Creates an optimizer from its config.

This method is the reverse of get_config, capable of instantiating the same optimizer from the config dictionary.

Arguments:

  • config: A Python dictionary, typically the output of get_config.
  • custom_objects: A Python dictionary mapping names to additional Python objects used to create this optimizer, such as a function used for a hyperparameter.

Returns:

An optimizer instance.

get_config

View source

get_config()

get_gradients

View source

get_gradients(
    loss,
    params
)

Returns gradients of loss with respect to params.

Arguments:

  • loss: Loss tensor.
  • params: List of variables.

Returns:

List of gradient tensors.

Raises:

  • ValueError: In case any gradient cannot be computed (e.g. if gradient function not implemented).

get_slot

View source

get_slot(
    var,
    slot_name
)

get_slot_names

View source

get_slot_names()

A list of names for this optimizer's slots.

get_updates

View source

get_updates(
    loss,
    params
)

get_weights

View source

get_weights()

minimize

View source

minimize(
    loss,
    var_list,
    grad_loss=None,
    name=None
)

Minimize loss by updating var_list.

This method simply computes gradient using tf.GradientTape and calls apply_gradients().

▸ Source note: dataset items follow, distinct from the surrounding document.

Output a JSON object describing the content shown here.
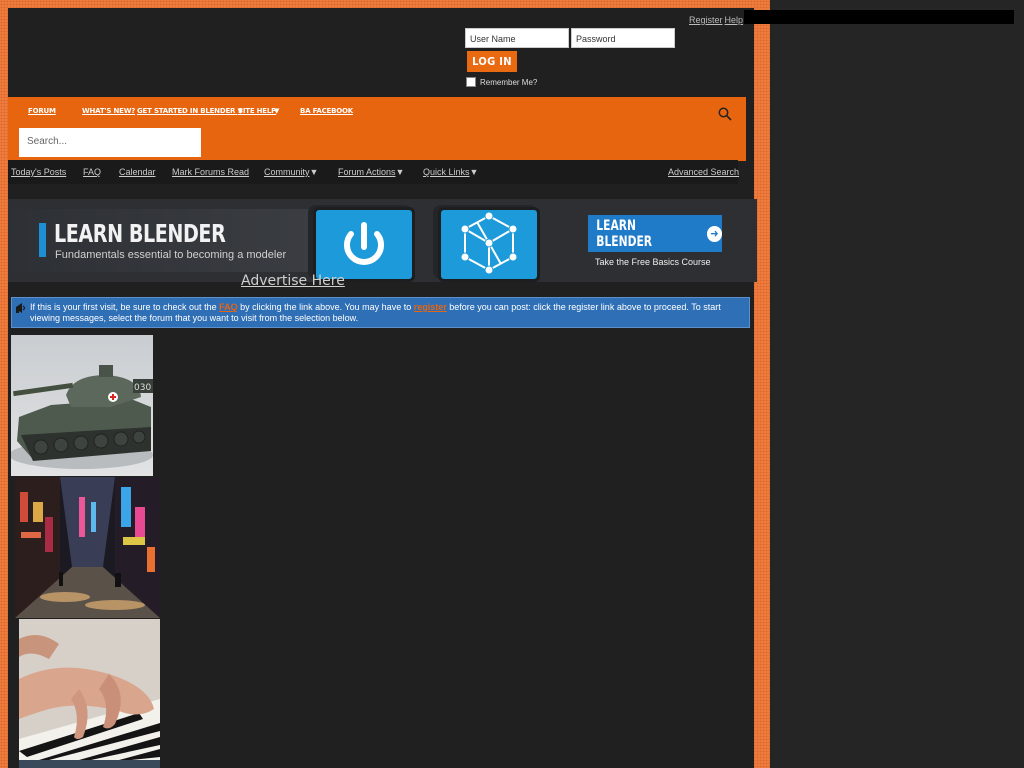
{
  "header": {
    "register_link": "Register",
    "help_link": "Help",
    "username_placeholder": "User Name",
    "password_placeholder": "Password",
    "login_button": "LOG IN",
    "remember_me": "Remember Me?"
  },
  "nav": {
    "items": [
      "FORUM",
      "WHAT'S NEW?",
      "GET STARTED IN BLENDER",
      "SITE HELP",
      "BA FACEBOOK"
    ],
    "dropdown_arrow": "▼",
    "search_placeholder": "Search..."
  },
  "subnav": {
    "items": [
      "Today's Posts",
      "FAQ",
      "Calendar",
      "Mark Forums Read",
      "Community",
      "Forum Actions",
      "Quick Links"
    ],
    "advanced_search": "Advanced Search",
    "arrow": "▼"
  },
  "banner": {
    "title": "LEARN BLENDER",
    "subtitle": "Fundamentals essential to becoming a modeler",
    "cta_label": "LEARN BLENDER",
    "cta_sub": "Take the Free Basics Course",
    "advertise": "Advertise Here"
  },
  "notice": {
    "part1": "If this is your first visit, be sure to check out the ",
    "faq": "FAQ",
    "part2": " by clicking the link above. You may have to ",
    "register": "register",
    "part3": " before you can post: click the register link above to proceed. To start viewing messages, select the forum that you want to visit from the selection below."
  },
  "colors": {
    "accent_orange": "#e8650f",
    "notice_blue": "#2f6fb5",
    "cta_blue": "#1f7ac8"
  },
  "tank_marking": "030"
}
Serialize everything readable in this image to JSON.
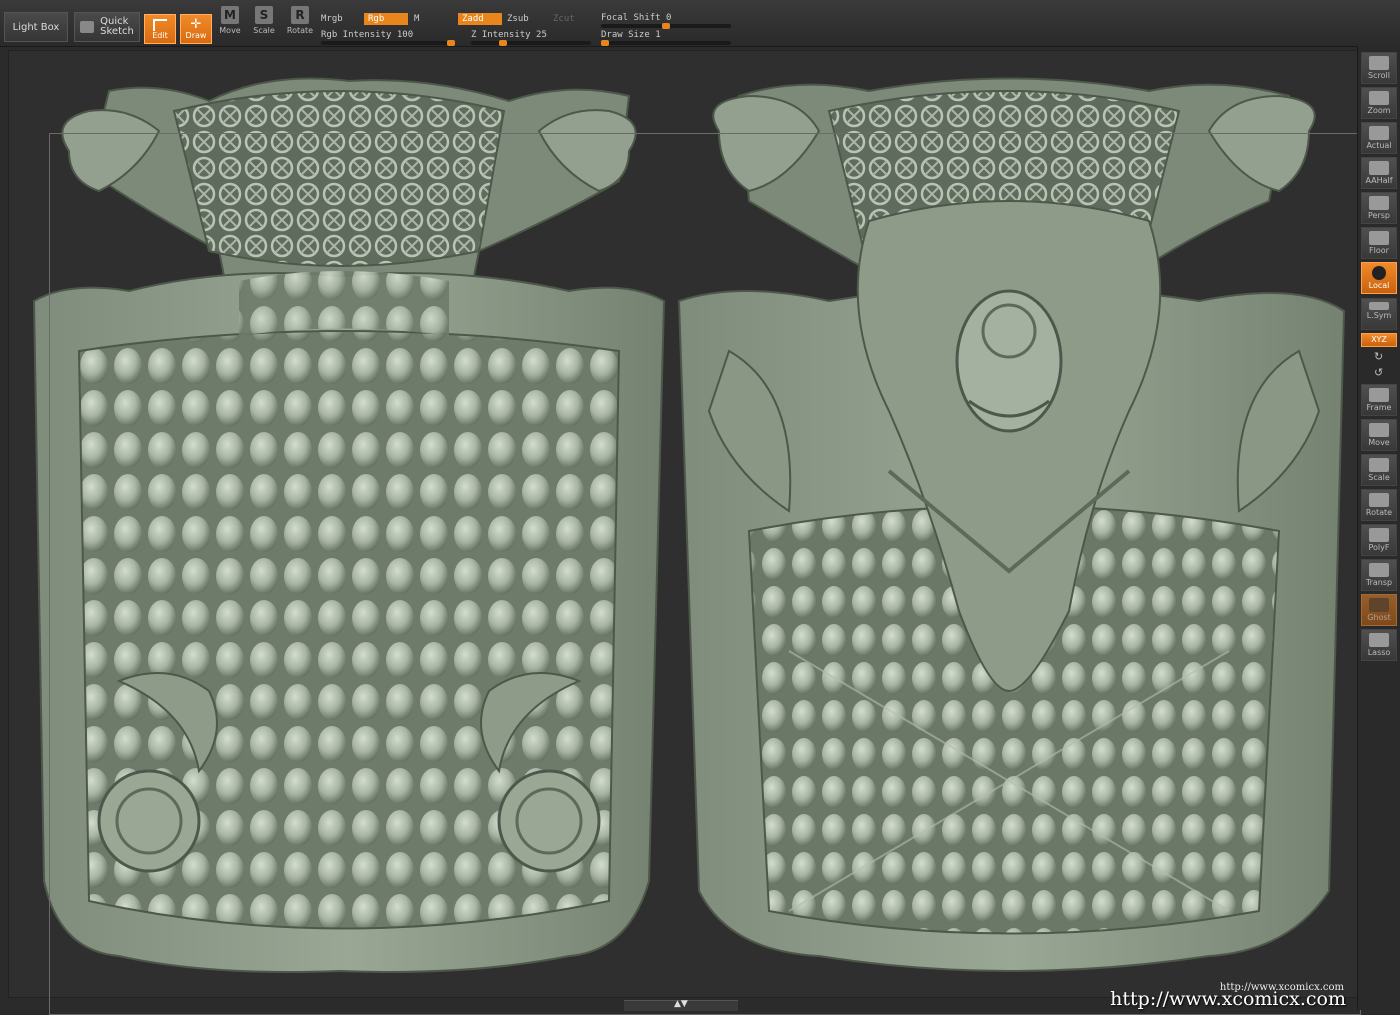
{
  "topbar": {
    "light_box": "Light Box",
    "quick_sketch_line1": "Quick",
    "quick_sketch_line2": "Sketch",
    "edit": "Edit",
    "draw": "Draw",
    "move": "Move",
    "scale": "Scale",
    "rotate": "Rotate",
    "mrgb": "Mrgb",
    "rgb": "Rgb",
    "m": "M",
    "zadd": "Zadd",
    "zsub": "Zsub",
    "zcut": "Zcut",
    "rgb_intensity_label": "Rgb Intensity",
    "rgb_intensity_value": "100",
    "rgb_intensity_level": 1.0,
    "z_intensity_label": "Z Intensity",
    "z_intensity_value": "25",
    "z_intensity_level": 0.25,
    "focal_shift_label": "Focal Shift",
    "focal_shift_value": "0",
    "focal_shift_level": 0.5,
    "draw_size_label": "Draw Size",
    "draw_size_value": "1",
    "draw_size_level": 0.0
  },
  "rightbar": {
    "scroll": "Scroll",
    "zoom": "Zoom",
    "actual": "Actual",
    "aahalf": "AAHalf",
    "persp": "Persp",
    "floor": "Floor",
    "local": "Local",
    "lsym": "L.Sym",
    "xyz": "XYZ",
    "frame": "Frame",
    "move": "Move",
    "scale": "Scale",
    "rotate": "Rotate",
    "polyf": "PolyF",
    "transp": "Transp",
    "ghost": "Ghost",
    "lasso": "Lasso"
  },
  "watermark": {
    "small": "http://www.xcomicx.com",
    "large": "http://www.xcomicx.com"
  },
  "colors": {
    "accent": "#e8861d",
    "model": "#a9b5a4",
    "model_shadow": "#5b6658",
    "background": "#2f2f2f"
  }
}
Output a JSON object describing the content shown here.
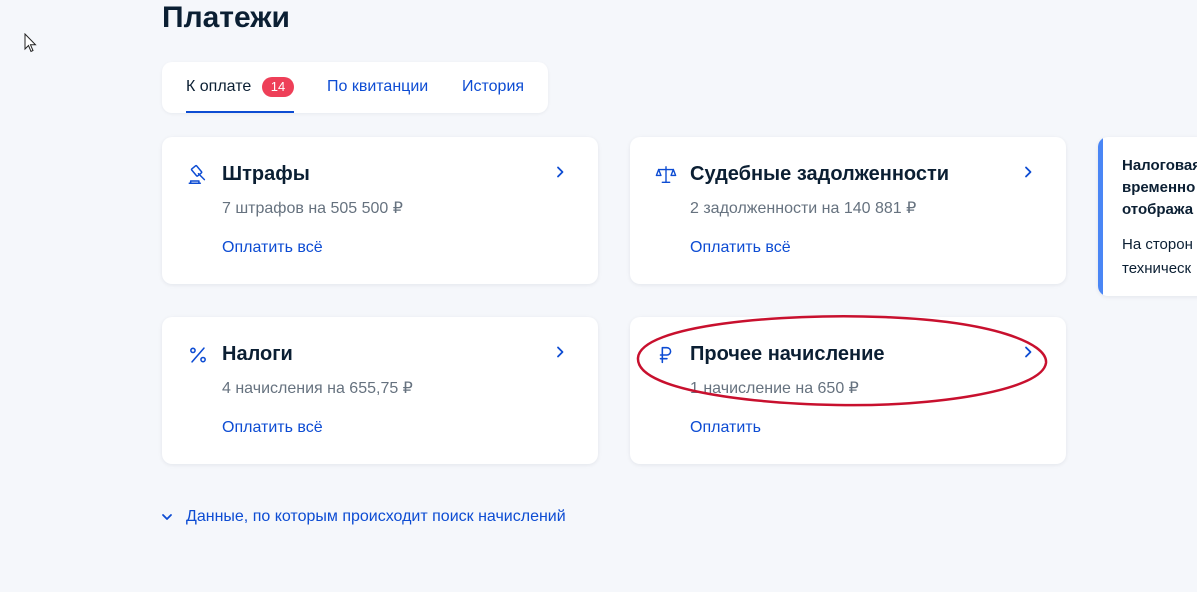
{
  "page_title": "Платежи",
  "tabs": [
    {
      "label": "К оплате",
      "badge": "14",
      "active": true
    },
    {
      "label": "По квитанции",
      "active": false
    },
    {
      "label": "История",
      "active": false
    }
  ],
  "cards": [
    {
      "icon": "gavel-icon",
      "title": "Штрафы",
      "subtitle": "7 штрафов на 505 500 ₽",
      "action": "Оплатить всё"
    },
    {
      "icon": "scales-icon",
      "title": "Судебные задолженности",
      "subtitle": "2 задолженности на 140 881 ₽",
      "action": "Оплатить всё"
    },
    {
      "icon": "percent-icon",
      "title": "Налоги",
      "subtitle": "4 начисления на 655,75 ₽",
      "action": "Оплатить всё"
    },
    {
      "icon": "ruble-icon",
      "title": "Прочее начисление",
      "subtitle": "1 начисление на 650 ₽",
      "action": "Оплатить"
    }
  ],
  "notice": {
    "title": "Налоговая\nвременно\nотобража",
    "text": "На сторон\nтехническ"
  },
  "expand_link": "Данные, по которым происходит поиск начислений",
  "colors": {
    "accent": "#0d4cd3",
    "badge": "#ee3f58",
    "annotation": "#c8102e",
    "notice_bar": "#4a86f5",
    "background": "#f5f7fb"
  }
}
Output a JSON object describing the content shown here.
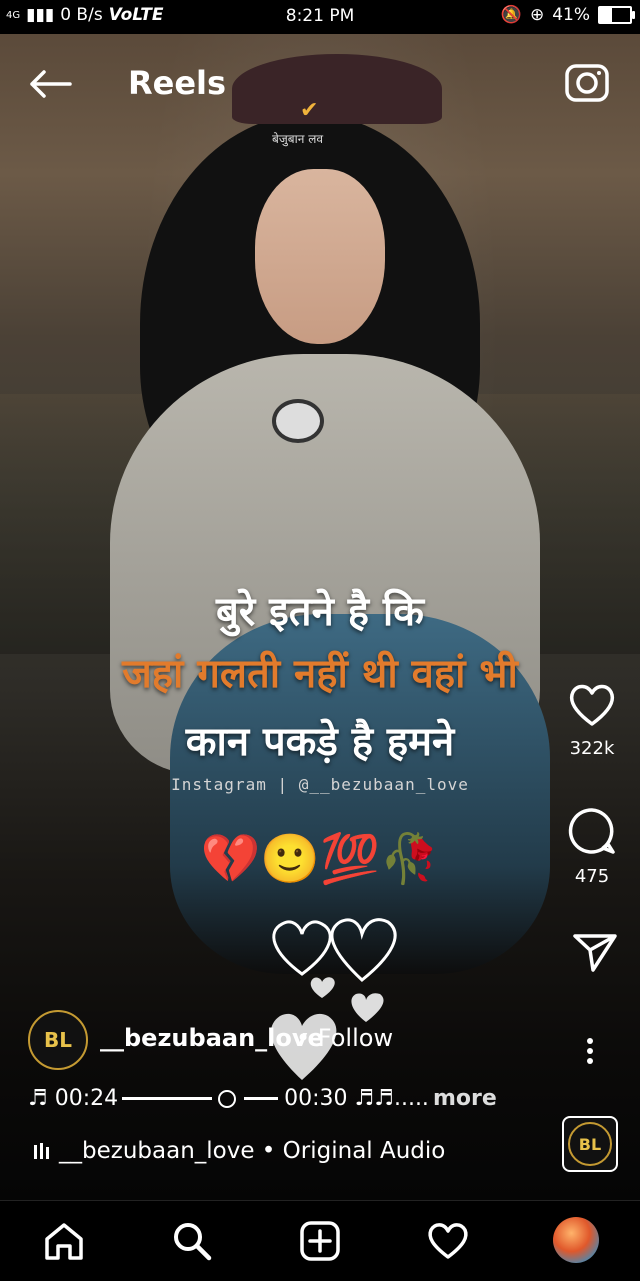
{
  "status_bar": {
    "network_type": "4G",
    "data_speed": "0 B/s",
    "volte": "VoLTE",
    "time": "8:21 PM",
    "battery_percent": "41%",
    "battery_level": 0.41
  },
  "header": {
    "title": "Reels",
    "back_icon": "arrow-left-icon",
    "camera_icon": "camera-icon"
  },
  "video": {
    "watermark_text": "बेजुबान लव",
    "overlay_lines": [
      "बुरे इतने है कि",
      "जहां गलती नहीं थी वहां भी",
      "कान पकड़े है हमने"
    ],
    "instagram_handle": "Instagram | @__bezubaan_love",
    "emojis": "💔🙂💯🥀"
  },
  "actions": {
    "likes": "322k",
    "comments": "475",
    "like_icon": "heart-icon",
    "comment_icon": "comment-icon",
    "share_icon": "send-icon",
    "more_icon": "more-vertical-icon"
  },
  "reel_info": {
    "avatar_text": "BL",
    "username": "__bezubaan_love",
    "follow_text": "• Follow",
    "caption_start": "♬ 00:24",
    "caption_end": "00:30 ♬♬.....",
    "caption_more": "more",
    "audio_text": "__bezubaan_love • Original Audio"
  },
  "bottom_nav": {
    "items": [
      "home-icon",
      "search-icon",
      "add-post-icon",
      "activity-heart-icon",
      "profile-avatar"
    ]
  }
}
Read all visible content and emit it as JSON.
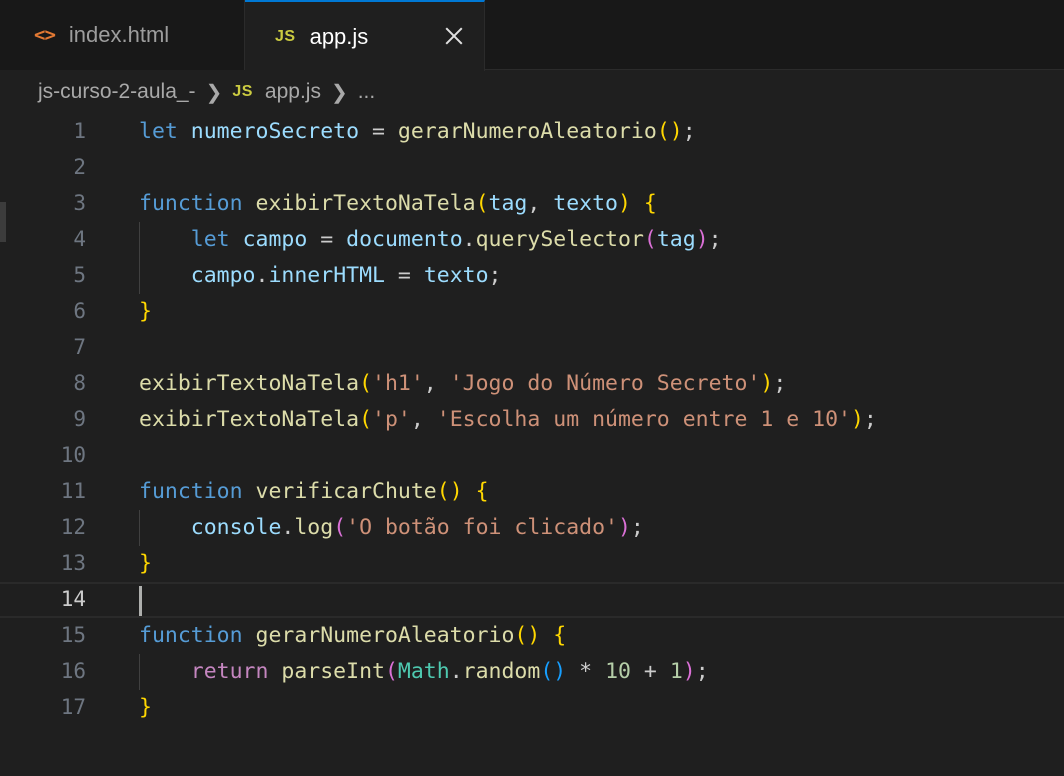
{
  "tabs": [
    {
      "label": "index.html",
      "icon": "html-file-icon",
      "active": false
    },
    {
      "label": "app.js",
      "icon": "js-file-icon",
      "active": true
    }
  ],
  "js_icon_text": "JS",
  "html_icon_text": "<>",
  "breadcrumb": {
    "folder": "js-curso-2-aula_-",
    "file": "app.js",
    "more": "..."
  },
  "line_numbers": [
    "1",
    "2",
    "3",
    "4",
    "5",
    "6",
    "7",
    "8",
    "9",
    "10",
    "11",
    "12",
    "13",
    "14",
    "15",
    "16",
    "17"
  ],
  "current_line": 14,
  "code": {
    "l1": {
      "kw": "let",
      "var": "numeroSecreto",
      "op": " = ",
      "fn": "gerarNumeroAleatorio",
      "open": "(",
      "close": ")",
      "end": ";"
    },
    "l3": {
      "kw": "function",
      "fn": "exibirTextoNaTela",
      "open": "(",
      "p1": "tag",
      "comma": ", ",
      "p2": "texto",
      "close": ")",
      "brace": "{"
    },
    "l4": {
      "kw": "let",
      "var": "campo",
      "op": " = ",
      "obj": "documento",
      "dot": ".",
      "fn": "querySelector",
      "open": "(",
      "arg": "tag",
      "close": ")",
      "end": ";"
    },
    "l5": {
      "obj": "campo",
      "dot": ".",
      "prop": "innerHTML",
      "op": " = ",
      "val": "texto",
      "end": ";"
    },
    "l6": {
      "brace": "}"
    },
    "l8": {
      "fn": "exibirTextoNaTela",
      "open": "(",
      "s1": "'h1'",
      "comma": ", ",
      "s2": "'Jogo do Número Secreto'",
      "close": ")",
      "end": ";"
    },
    "l9": {
      "fn": "exibirTextoNaTela",
      "open": "(",
      "s1": "'p'",
      "comma": ", ",
      "s2": "'Escolha um número entre 1 e 10'",
      "close": ")",
      "end": ";"
    },
    "l11": {
      "kw": "function",
      "fn": "verificarChute",
      "open": "(",
      "close": ")",
      "brace": "{"
    },
    "l12": {
      "obj": "console",
      "dot": ".",
      "fn": "log",
      "open": "(",
      "s1": "'O botão foi clicado'",
      "close": ")",
      "end": ";"
    },
    "l13": {
      "brace": "}"
    },
    "l15": {
      "kw": "function",
      "fn": "gerarNumeroAleatorio",
      "open": "(",
      "close": ")",
      "brace": "{"
    },
    "l16": {
      "kw": "return",
      "fn": "parseInt",
      "open": "(",
      "cls": "Math",
      "dot": ".",
      "fn2": "random",
      "open2": "(",
      "close2": ")",
      "op1": " * ",
      "n1": "10",
      "op2": " + ",
      "n2": "1",
      "close": ")",
      "end": ";"
    },
    "l17": {
      "brace": "}"
    }
  },
  "colors": {
    "background": "#1f1f1f",
    "tab_active_border": "#0078d4",
    "keyword": "#569cd6",
    "control_keyword": "#c586c0",
    "function": "#dcdcaa",
    "variable": "#9cdcfe",
    "string": "#ce9178",
    "number": "#b5cea8",
    "bracket_gold": "#ffd700",
    "bracket_orchid": "#da70d6",
    "bracket_blue": "#179fff",
    "class": "#4ec9b0"
  }
}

If you want to process the gradient before applying then call tf.GradientTape and apply_gradients() explicitly instead of using this function.

Args:

  • loss: A callable taking no arguments which returns the value to minimize.
  • var_list: list or tuple of Variable objects to update to minimize loss, or a callable returning the list or tuple of Variable objects. Use callable when the variable list would otherwise be incomplete before minimize since the variables are created at the first time loss is called.
  • grad_loss: Optional. A Tensor holding the gradient computed for loss.
  • name: Optional name for the returned operation.

Returns:

An Operation that updates the variables in var_list. If global_step was not None, that operation also increments global_step.

Raises:

  • ValueError: If some of the variables are not Variable objects.

set_weights

View source

set_weights(weights)

variables

View source

variables()

Returns variables of this Optimizer based on the order created.